Dans le parc national bolivien de Torotoro, des paléontologues ont fait une découverte extraordinaire : plus de 18 000 empreintes fossilisées de dinosaures sur une petite surface fournissent des informations détaillées sur le comportement de ces reptiles préhistoriques. Les empreintes témoignent non seulement de leur marche, mais aussi de leur course, de leur nage et même de leurs changements de direction, offrant ainsi une fenêtre unique sur un monde disparu depuis longtemps.
La plus grande empreinte fossile au monde
Une équipe internationale de chercheurs a cartographié la plus grande concentration connue au monde d’empreintes de dinosaures dans la région de Carreras Pampa. Sur une superficie d’environ 7 485 mètres carrés, les scientifiques ont identifié au total plus de 18 000 traces. Leur âge est estimé entre 66 et 101 millions d’années, ce qui correspond à la fin du Crétacé.
Les résultats ont été publiés dans la revue spécialisée PLOS One et dépassent largement tous les sites connus jusqu’à présent. À elles seules, 16 600 empreintes proviennent de théropodes, des dinosaures bipèdes, généralement carnivores, aux pieds caractéristiques à trois orteils.
Conseils pour nager en eau peu profonde
Outre les traces de pas classiques, le site présentait une particularité : 1 378 empreintes peuvent clairement être interprétées comme des traces de nage. Elles montrent comment certains dinosaures pataugeaient dans des eaux peu profondes. Le doigt du milieu s’enfonçait profondément dans la boue, tandis que les autres doigts et le talon n’avaient pratiquement aucun contact avec le sol.
« Partout où l’on regarde cette couche rocheuse, on voit des traces de dinosaures », explique Jeremy McLarty, coauteur de l’étude, de la Southwestern Adventist University au Texas.
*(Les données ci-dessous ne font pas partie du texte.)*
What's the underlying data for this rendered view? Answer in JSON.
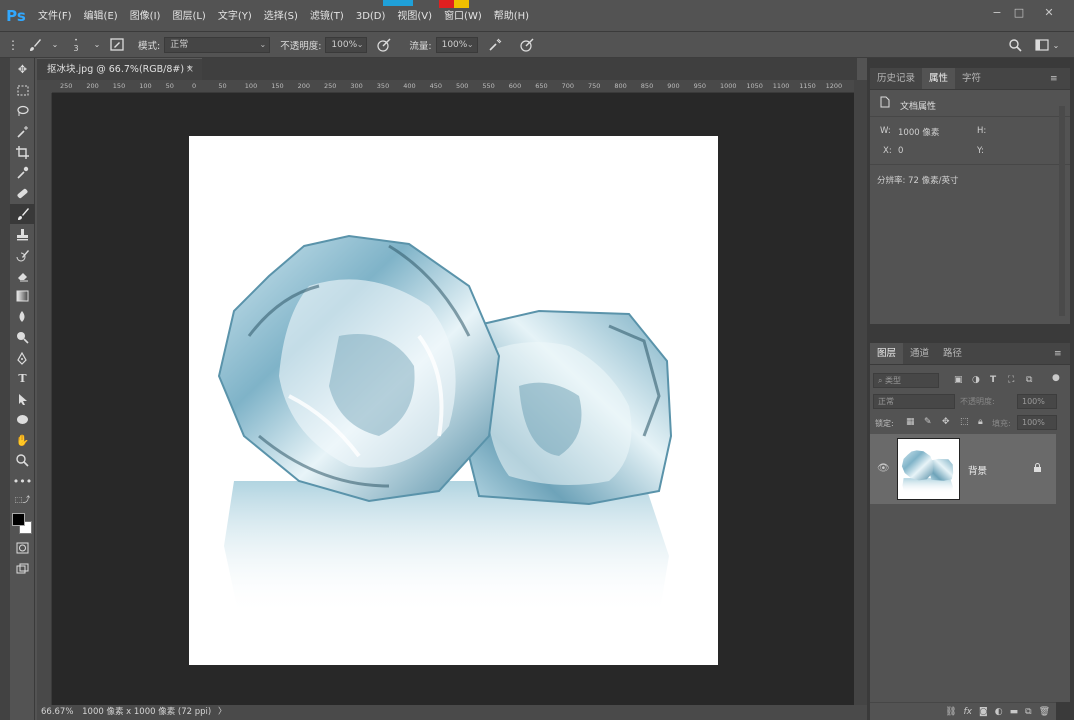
{
  "app": {
    "logo": "Ps"
  },
  "menu": [
    "文件(F)",
    "编辑(E)",
    "图像(I)",
    "图层(L)",
    "文字(Y)",
    "选择(S)",
    "滤镜(T)",
    "3D(D)",
    "视图(V)",
    "窗口(W)",
    "帮助(H)"
  ],
  "window_controls": {
    "minimize": "−",
    "maximize": "□",
    "close": "✕"
  },
  "options": {
    "brush_size": "3",
    "mode_label": "模式:",
    "mode_value": "正常",
    "opacity_label": "不透明度:",
    "opacity_value": "100%",
    "flow_label": "流量:",
    "flow_value": "100%"
  },
  "document": {
    "tab_title": "抠冰块.jpg @ 66.7%(RGB/8#) *",
    "tab_close": "×",
    "ruler_ticks": [
      "250",
      "200",
      "150",
      "100",
      "50",
      "0",
      "50",
      "100",
      "150",
      "200",
      "250",
      "300",
      "350",
      "400",
      "450",
      "500",
      "550",
      "600",
      "650",
      "700",
      "750",
      "800",
      "850",
      "900",
      "950",
      "1000",
      "1050",
      "1100",
      "1150",
      "1200"
    ]
  },
  "status": {
    "zoom": "66.67%",
    "info": "1000 像素 x 1000 像素 (72 ppi)",
    "arrow": "〉"
  },
  "properties_panel": {
    "tabs": [
      "历史记录",
      "属性",
      "字符"
    ],
    "active_tab": "属性",
    "header": "文档属性",
    "w_label": "W:",
    "w_value": "1000 像素",
    "h_label": "H:",
    "x_label": "X:",
    "x_value": "0",
    "y_label": "Y:",
    "resolution": "分辨率: 72 像素/英寸"
  },
  "layers_panel": {
    "tabs": [
      "图层",
      "通道",
      "路径"
    ],
    "active_tab": "图层",
    "search_placeholder": "类型",
    "blend_mode": "正常",
    "opacity_label": "不透明度:",
    "opacity_value": "100%",
    "lock_label": "锁定:",
    "fill_label": "填充:",
    "fill_value": "100%",
    "layer_name": "背景"
  }
}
Pour les chercheurs, il s’agit d’une preuve rare du comportement des animaux vivants, et pas seulement de leur anatomie.
Une autoroute pour dinosaures au bord du lac
L’orientation des traces indique une structure claire : la plupart des empreintes s’étendent soit vers le nord-ouest, soit vers le sud-est. Pour les scientifiques, cela indique clairement que les dinosaures se déplaçaient le long d’une ancienne ligne de rivage.
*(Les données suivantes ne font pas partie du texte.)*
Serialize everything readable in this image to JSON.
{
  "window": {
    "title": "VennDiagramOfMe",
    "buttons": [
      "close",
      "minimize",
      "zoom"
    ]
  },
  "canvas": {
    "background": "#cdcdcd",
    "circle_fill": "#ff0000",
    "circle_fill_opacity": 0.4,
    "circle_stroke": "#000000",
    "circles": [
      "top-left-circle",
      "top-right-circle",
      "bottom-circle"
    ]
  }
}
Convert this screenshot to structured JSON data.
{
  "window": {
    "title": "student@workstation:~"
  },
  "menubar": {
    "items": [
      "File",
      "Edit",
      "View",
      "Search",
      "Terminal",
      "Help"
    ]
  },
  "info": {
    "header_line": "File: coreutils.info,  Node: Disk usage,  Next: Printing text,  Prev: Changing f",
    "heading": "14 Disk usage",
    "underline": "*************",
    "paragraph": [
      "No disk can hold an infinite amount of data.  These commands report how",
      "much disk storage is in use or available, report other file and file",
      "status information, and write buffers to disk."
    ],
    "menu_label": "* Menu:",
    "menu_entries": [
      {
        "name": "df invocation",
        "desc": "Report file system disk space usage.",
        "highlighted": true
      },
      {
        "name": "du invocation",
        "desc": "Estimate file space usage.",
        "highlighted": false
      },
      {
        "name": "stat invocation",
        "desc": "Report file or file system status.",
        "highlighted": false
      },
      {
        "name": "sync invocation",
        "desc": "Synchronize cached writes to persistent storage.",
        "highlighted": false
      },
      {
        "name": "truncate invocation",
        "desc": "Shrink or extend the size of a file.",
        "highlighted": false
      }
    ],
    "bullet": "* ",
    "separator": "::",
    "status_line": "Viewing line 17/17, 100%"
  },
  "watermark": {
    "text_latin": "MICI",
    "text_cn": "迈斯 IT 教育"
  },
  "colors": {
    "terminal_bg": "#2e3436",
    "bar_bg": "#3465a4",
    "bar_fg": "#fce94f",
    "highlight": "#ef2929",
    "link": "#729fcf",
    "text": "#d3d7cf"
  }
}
Il y a environ 100 millions d’années, cet endroit était probablement le rivage d’un lac d’eau douce peu profond. Des rides parallèles dans la roche, c’est-à-dire des structures ondulées créées par le mouvement de l’eau, corroborent cette hypothèse. « Les traces ne bougent pas », souligne McLarty. « Quand on visite la pampa de Carrera, on se trouve exactement là où un dinosaure a marché autrefois. »
Les empreintes révèlent une étonnante diversité de tailles. Certaines mesurent moins de dix centimètres, ce qui est rare en paléontologie. On ne sait pas encore si elles proviennent d’espèces très petites ou de jeunes dinosaures de plus grande taille.
À l’autre extrémité du spectre, on trouve des empreintes de plus de 30 centimètres de long, qui peuvent probablement être attribuées à des théropodes de taille moyenne tels que l’allosaure ou le dilophosaure. Selon les calculs des chercheurs, la hauteur des hanches de la plupart des animaux se situait entre 65 et 125 centimètres environ.
Instantanés fossiles du mouvement et du comportement
La diversité des mouvements conservés est particulièrement précieuse. Les scientifiques ont trouvé des traces de marche, de course, de freinage brusque et de virages serrés. On peut même voir ici et là des traces de frottement laissées par la queue des dinosaures, ce qui est extrêmement rare.
Ces traces fournissent des informations que les os seuls ne peuvent révéler. Elles montrent comment les dinosaures se déplaçaient réellement dans leur environnement et interagissaient entre eux.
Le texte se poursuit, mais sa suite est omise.